Leaving Mayapedal was a relief – we were on the road again, back into our journey. It was also hard, with conversations often falling back to wonderings about how people were doing or how the bici-lavadora proyecto was going. We formed some special friendships while we were there, especially as the “population” was pretty steady for the last few days, and smaller with only 4 other people. Conversations waxed and waned, with a constant theme of Language. Spanish for the english speakers and the vagaries of English for the spanish speakers. A prime example of this, which had all the english speakers unable to connect a coherent thought to another for a few minutes, was from Javier. He’d worked as a telephone sales person in Ireland a few years ago, and had a pretty good grasp of things. He was lamenting the difficulties in knowing how to pronounce english words if you only know how to spell them as there are so many different vowel sounds. This in contrast to spanish, where if you can say it, you know how to spell it without too much more effort. We heard: “You need to have more Bowels”
Unfortunately for him, the Spanish pronounce V as B….
Our plan for the final stretch in Guatemala was to skirt round the southern side of Guatemala City, then take a more-or-less straight line towards the border at El Florido. Happily there was a nice network of small roads to get us there. We didn’t think much more about it. Our route to San Andrés had been pretty hilly, and things didn’t let up from there onwards either.
We didn’t do a particularly good job of taking photos along the way, but picture lots of quiet roads with occasional Guatemalan carrying precarious loads of firewood using straps across their foreheads. Gathering and transporting firewood together with hand-washing clothes probably take up most of their time.

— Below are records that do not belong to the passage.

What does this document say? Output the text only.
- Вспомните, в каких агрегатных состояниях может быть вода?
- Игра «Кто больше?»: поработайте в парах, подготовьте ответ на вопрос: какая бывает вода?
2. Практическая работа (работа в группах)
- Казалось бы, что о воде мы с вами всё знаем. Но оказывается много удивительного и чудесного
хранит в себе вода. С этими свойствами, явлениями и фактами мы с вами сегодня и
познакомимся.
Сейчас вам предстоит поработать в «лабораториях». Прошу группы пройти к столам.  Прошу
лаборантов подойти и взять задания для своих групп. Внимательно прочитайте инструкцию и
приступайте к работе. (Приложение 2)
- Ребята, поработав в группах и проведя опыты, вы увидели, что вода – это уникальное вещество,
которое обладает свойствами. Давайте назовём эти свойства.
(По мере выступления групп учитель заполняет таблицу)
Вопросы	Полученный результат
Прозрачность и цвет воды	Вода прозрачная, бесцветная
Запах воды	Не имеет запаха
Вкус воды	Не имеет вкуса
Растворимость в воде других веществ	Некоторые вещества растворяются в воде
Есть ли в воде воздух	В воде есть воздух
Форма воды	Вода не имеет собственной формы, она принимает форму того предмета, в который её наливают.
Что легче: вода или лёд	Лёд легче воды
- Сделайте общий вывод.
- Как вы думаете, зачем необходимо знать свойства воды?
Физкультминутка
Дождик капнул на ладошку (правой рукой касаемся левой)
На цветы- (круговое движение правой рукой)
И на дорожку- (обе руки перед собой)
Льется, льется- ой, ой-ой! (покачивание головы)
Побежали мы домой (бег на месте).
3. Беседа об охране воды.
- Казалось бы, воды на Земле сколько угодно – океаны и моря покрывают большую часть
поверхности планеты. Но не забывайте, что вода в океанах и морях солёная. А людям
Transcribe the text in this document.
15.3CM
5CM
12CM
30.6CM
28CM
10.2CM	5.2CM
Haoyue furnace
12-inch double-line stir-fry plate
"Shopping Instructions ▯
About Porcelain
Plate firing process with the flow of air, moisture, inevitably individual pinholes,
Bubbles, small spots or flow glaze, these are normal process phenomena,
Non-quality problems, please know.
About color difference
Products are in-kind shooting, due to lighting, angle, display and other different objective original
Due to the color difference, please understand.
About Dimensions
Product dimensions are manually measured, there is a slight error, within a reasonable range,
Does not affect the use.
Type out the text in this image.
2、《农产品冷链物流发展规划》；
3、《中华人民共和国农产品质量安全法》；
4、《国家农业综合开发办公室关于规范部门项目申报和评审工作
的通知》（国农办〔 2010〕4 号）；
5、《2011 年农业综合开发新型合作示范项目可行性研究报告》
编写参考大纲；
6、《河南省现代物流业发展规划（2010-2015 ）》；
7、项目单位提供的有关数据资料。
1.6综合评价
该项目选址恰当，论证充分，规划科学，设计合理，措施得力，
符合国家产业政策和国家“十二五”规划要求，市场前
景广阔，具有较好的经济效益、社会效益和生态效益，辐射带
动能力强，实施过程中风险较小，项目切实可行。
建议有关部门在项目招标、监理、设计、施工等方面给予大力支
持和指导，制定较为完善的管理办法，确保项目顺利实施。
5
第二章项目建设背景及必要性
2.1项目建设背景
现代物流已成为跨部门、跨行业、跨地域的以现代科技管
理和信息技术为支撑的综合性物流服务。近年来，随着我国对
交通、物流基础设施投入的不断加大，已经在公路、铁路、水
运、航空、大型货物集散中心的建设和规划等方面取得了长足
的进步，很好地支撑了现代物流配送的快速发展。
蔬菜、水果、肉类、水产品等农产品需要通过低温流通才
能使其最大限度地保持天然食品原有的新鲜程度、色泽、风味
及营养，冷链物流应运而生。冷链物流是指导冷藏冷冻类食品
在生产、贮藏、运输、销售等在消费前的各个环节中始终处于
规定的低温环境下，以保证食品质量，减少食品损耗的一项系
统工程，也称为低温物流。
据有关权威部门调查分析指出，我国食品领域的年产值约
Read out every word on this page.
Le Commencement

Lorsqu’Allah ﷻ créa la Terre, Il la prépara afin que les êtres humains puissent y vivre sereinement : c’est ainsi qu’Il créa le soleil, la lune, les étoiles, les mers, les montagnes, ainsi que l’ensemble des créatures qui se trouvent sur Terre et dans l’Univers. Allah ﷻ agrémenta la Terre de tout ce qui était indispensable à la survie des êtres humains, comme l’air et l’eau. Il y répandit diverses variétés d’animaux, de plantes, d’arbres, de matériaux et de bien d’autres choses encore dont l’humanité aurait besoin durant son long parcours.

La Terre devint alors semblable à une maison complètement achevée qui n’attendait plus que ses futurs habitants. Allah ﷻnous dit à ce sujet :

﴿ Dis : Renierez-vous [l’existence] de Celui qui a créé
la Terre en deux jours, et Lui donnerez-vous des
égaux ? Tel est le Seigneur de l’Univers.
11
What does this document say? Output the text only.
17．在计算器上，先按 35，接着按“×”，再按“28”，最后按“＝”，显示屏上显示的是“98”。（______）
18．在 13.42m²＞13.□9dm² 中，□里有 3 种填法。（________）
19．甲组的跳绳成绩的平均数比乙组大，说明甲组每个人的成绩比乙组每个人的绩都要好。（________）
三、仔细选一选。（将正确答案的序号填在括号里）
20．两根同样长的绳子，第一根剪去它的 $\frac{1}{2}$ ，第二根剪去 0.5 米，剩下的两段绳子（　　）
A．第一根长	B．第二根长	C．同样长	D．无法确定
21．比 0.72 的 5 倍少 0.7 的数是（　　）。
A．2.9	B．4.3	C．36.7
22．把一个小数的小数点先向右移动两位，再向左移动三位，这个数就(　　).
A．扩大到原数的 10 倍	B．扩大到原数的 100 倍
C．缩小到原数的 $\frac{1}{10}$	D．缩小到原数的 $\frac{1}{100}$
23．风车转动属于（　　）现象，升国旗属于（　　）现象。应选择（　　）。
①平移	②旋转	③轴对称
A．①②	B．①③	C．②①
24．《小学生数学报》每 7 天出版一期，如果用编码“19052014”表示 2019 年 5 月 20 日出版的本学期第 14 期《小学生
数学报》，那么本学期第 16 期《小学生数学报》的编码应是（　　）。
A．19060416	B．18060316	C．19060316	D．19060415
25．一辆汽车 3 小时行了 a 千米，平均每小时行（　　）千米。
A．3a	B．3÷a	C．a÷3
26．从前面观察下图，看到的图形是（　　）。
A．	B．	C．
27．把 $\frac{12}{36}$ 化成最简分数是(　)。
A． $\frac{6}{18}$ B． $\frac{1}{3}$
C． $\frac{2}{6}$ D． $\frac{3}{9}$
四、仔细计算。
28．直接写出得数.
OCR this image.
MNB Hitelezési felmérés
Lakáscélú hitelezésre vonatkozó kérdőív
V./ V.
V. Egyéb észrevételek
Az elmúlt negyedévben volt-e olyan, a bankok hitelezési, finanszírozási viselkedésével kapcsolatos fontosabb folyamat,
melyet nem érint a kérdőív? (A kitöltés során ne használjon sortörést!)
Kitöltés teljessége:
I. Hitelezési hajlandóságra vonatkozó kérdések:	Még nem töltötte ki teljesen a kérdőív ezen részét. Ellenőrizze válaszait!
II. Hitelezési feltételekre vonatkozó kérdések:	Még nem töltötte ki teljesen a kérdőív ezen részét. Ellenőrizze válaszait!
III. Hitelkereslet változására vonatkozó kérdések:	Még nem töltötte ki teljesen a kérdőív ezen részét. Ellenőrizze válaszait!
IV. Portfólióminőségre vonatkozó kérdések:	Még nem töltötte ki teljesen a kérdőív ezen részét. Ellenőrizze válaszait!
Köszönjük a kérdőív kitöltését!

The climate warmed up as we moved east, so we’re now back on long midday breaks, maximally early starts and lots of cold drinks.
Despite feeling as if we’d spent a long time in Guatemala, we’d only done just over 2 weeks of riding and under 1000km. A stunning contrast to the USA and México. The trend will probably continue until we make it to Colombia and the mighty Andes.
Another, somewhat more minor observation, made recently is that when you read that a place is a “beautiful colonial town with lots of charm” it will almost certainly have cobbled streets that render it varyingly unfriendly to bicycles. Antigua Guatemala and Copán Ruinas exemplify this. Further evidence on this theory will be presented in due course as we pass through Gracias and other Honduran colonial towns…
In Copán Ruinas, which is actually the town near the Mayan ruins, not the actual ruins themselves, we got our final fix of things Mayan as we will now move out of the main Mayan mesoamerica. The ruins here are famed for their sculptures, particularly the stellae (double human height spires). Sarah also went to a local bird sanctuary while Tom attempted to do some “work”. Colourful birds are definitely a step-up from the intricacies of health expenditure in developing countries!